Dans son dernier livre, Au pays des sans-nom (éd. Verdier) – on allait écrire les « sans-dents » –, Giacomo Todeschini montre bien aussi comment la société médiévale était traversée, au moins autant que la nôtre, par la crainte du déclassement et la peur qu’avait chacun de tomber du mauvais côté, de devenir un « infâme », quelqu’un « de peu » qu’on montrait du doigt. Car le Moyen Âge fabriquait déjà en masse de l’exclusion. Il mettait en marge du « système» tous ceux qui, pour des raisons diverses, n’étaient pas considérés comme des personnes fiables, à qui on ne pouvait faire confiance, à qui on ne pouvait accorder aucun « crédit ». La liste de tous ces exclus composant cette « humanité périphérique », éloignée du centre de la vie économique et administrative, était infiniment longue : les infidèles, les hérétiques, les juifs, les malades et tous ceux qui occupaient des métiers considérés comme déshonorants, immoraux ou peu respectables. Lesquels comprenaient, bien sûr, la prostitution, l’usure, les arts de la scène, les jeux de hasard, mais aussi les métiers liés au sang et à la mort (bourreaux, bouchers, chirurgiens), à la transformation de matières premières (boulangers, cuisiniers, tisserands) ou encore au nettoyage de ce qui est sale (teinturiers, lavandières, balayeurs). Lors des procès, la parole de toutes ces « personnes suspectes » était jugée peu crédible. Quant à celle des plus pauvres, elle n’était tout simplement pas prise en considération, avec cet argument peu politiquement correct développé par le franciscain Ange de Chivasso : « Un plus grand crédit est accordé à la parole du riche. Le pauvre sera rejeté comme témoin s’il est dans une condition telle qu’il puisse être corrompu par de l’argent. »
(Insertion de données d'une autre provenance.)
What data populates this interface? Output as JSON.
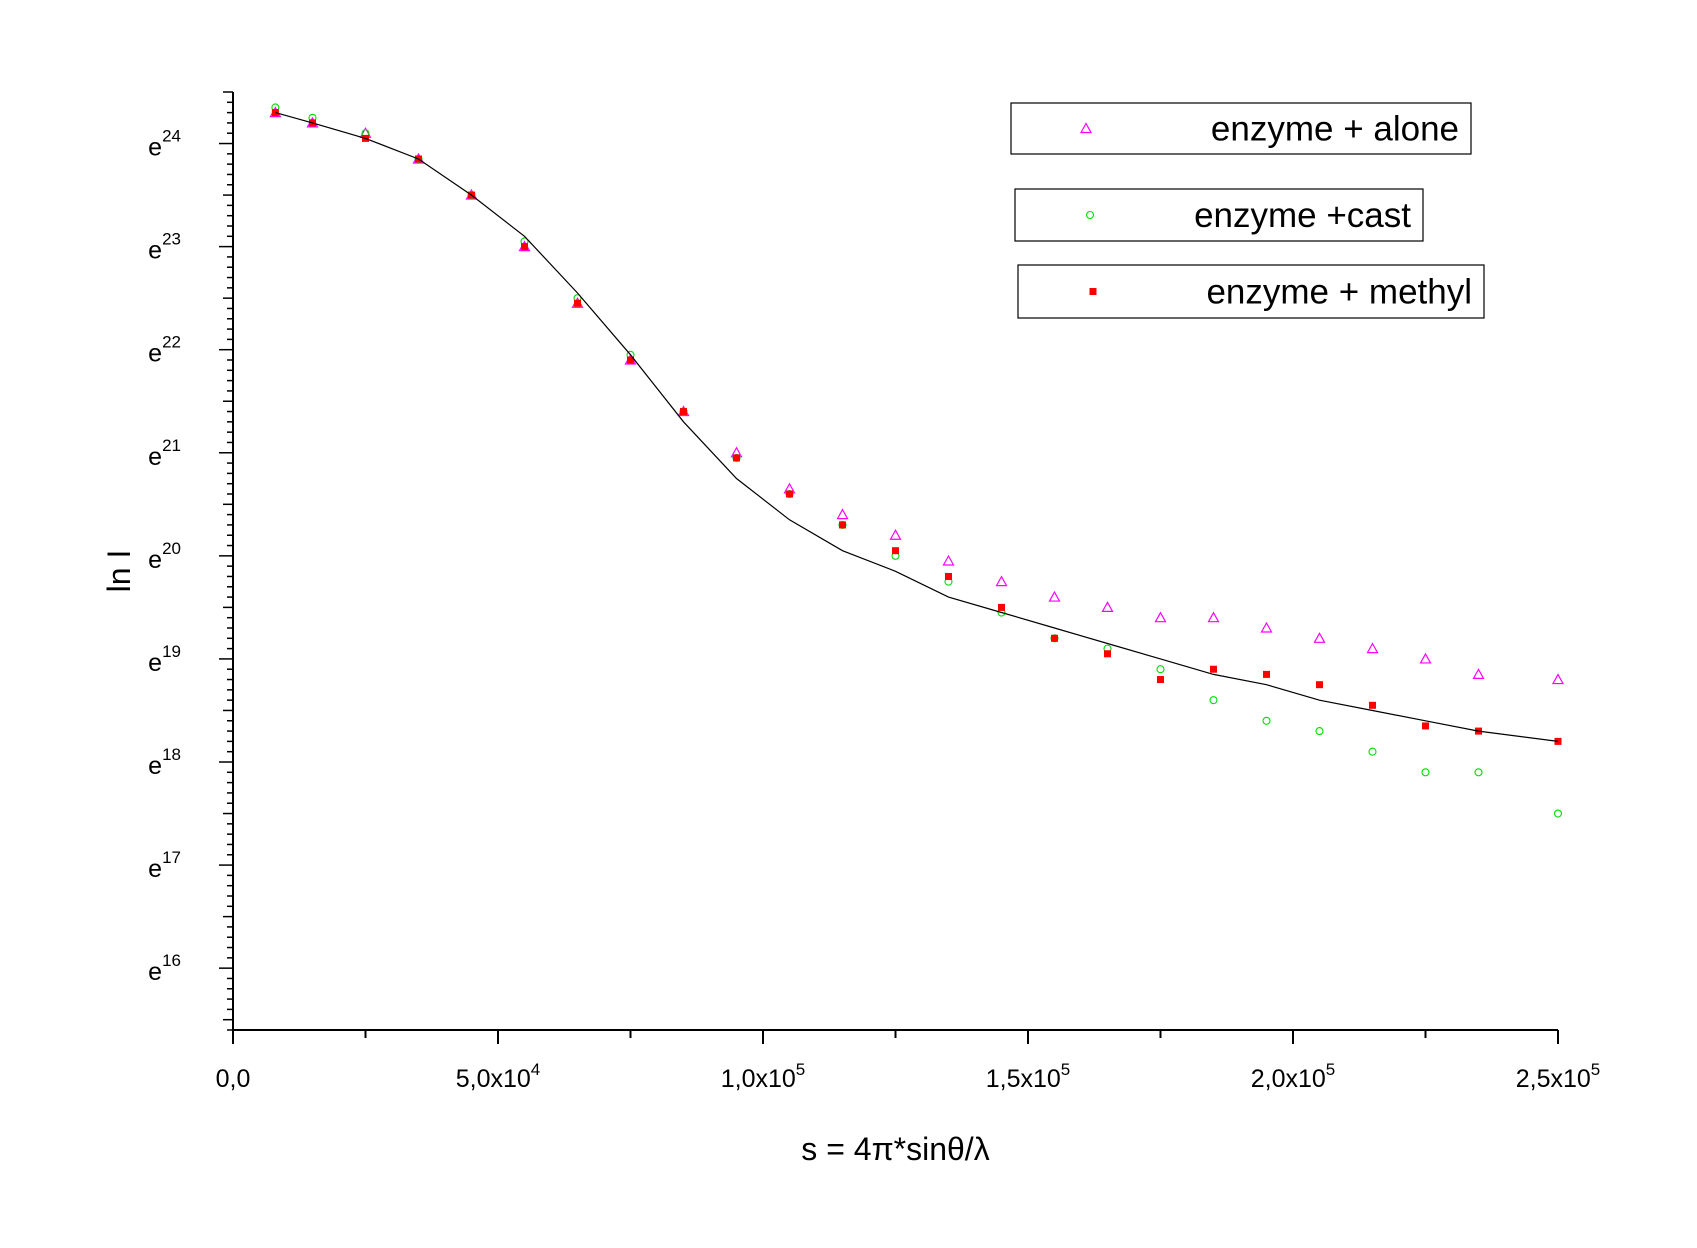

Dès le Moyen Âge aussi, l’assistanat était dénoncé avec une force qui rappelle les discours entendus aujourd’hui. « Il existe des mendiants pour ainsi dire professionnels, expliquait à la fin du XIIe siècle le théologien anglais Thomas de Chobham. Il s’agit de ces gens qui ne font que mendier, qui se nourrissent et vivent de l’aumône des fidèles. (…) Qui, alors même qu’ils sont souvent vigoureux, refusent de travailler par paresse, s’appropriant ainsi les aumônes qui ne devraient être données qu’aux vrais indigents. » On croirait lire un tract du Front national dénonçant le versement des aides sociales aux immigrés au détriment des « vrais » Français. À l’évidence, contrairement à ce que certains voudraient nous faire croire, l’invention de la machine à fabriquer de l’exclusion, de la pauvreté, des inégalités et de la peur du déclassement social ne date pas de la fin du XXe siècle, de l’essor du capitalisme financier et de la mondialisation.